Many of us consider financial matters to be a private, sensitive subject. It can be hard to open up to someone about your financial dreams or to find someone you trust enough to give you valuable advice. Even advice from incredibly wealthy individualsseems out of touch with the average person’s modest goals. When you need some help with your finances and don’t know where to go, you can turn to a Licensed Insolvency Trustee for personal finance tips from industry professionals who understand your situation.
The Industry Professionals
It can be hard to acknowledge that you’re in a difficult place with your own finances. When debt starts to feel overwhelming and you can’t see how you’re going to pay your bills, then getting advice and guidance from an empathetic and knowledgeable trustee is one of the best things you can do for yourself.

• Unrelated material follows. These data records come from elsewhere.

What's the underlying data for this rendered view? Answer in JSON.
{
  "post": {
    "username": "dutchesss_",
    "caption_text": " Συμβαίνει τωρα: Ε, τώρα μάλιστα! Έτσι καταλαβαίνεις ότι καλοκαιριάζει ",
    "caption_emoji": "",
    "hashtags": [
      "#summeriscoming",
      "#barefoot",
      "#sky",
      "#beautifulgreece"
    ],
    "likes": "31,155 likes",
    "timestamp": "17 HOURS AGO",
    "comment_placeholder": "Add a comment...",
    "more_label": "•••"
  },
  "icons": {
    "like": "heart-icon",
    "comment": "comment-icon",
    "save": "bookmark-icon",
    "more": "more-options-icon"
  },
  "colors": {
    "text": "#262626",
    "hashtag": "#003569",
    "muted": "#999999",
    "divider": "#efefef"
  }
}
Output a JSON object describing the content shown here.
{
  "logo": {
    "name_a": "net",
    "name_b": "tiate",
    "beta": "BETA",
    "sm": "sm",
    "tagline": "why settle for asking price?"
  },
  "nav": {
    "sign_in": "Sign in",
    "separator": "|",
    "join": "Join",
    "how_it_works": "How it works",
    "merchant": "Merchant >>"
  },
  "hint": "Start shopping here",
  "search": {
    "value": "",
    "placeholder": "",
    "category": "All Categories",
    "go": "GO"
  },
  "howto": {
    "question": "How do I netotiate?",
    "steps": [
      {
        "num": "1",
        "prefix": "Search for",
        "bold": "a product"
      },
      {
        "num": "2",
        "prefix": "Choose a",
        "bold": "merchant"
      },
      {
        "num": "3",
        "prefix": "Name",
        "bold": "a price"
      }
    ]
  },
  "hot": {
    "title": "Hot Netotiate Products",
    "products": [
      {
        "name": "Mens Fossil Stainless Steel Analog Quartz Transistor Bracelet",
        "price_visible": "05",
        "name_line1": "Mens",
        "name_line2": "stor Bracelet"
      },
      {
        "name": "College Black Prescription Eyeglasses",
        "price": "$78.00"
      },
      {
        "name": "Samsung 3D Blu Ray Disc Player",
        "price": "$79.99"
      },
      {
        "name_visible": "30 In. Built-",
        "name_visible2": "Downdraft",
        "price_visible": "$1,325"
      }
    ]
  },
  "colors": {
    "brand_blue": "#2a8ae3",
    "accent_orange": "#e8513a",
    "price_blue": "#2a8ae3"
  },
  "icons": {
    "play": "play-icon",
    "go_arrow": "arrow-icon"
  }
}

Make an appointment with a firm like David Sklar& Associates to meet with a Licensed Insolvency Trustee (formerly known as bankruptcy trustees) and a Certified Insolvency Counsellor. They can help with debt management, debt consolidation, personal and corporate insolvency, consumer proposals, and credit counselling in a professional and confidential manner.
Some Financial Basics
While there’s no substitute for advice from a qualified debt professional for addressing your difficult financial situation, there are some things you can do right away to develop healthy money habits.
1. Check your interest rates. Do you know the interest rates for your loans, credit cards, and savings account? Prioritize loan and credit card repayment according to interest rate. For a savings plan, do what you can to open an account with the best interest rate to make the most of your money.
2. Set Up a Financial Calendar. Organize your days, weeks, and months using a calendar app or old-fashioned day planner with important dates for paying bills, taxes, loan repayment, and savings account deposits.
3. Try the All-Cash Diet. For those with a habit of overspending, using cash only will help break you out of those bad habits. It really does work, though it might take some getting used to and a little bit of self-reflection before you see improvements.
Budgeting is the number one starting point for planning and reaching your financial goals. Some people suggest a three-month observation period where you see where you spend before categorizing your expenses, but you can try any approach that works for you.
Establish a budget on your own or with the help of a financial professional. Just set it up in a way thatlets you track your progress. Get some input if you can, you never know what kind of tips someone might be able to share.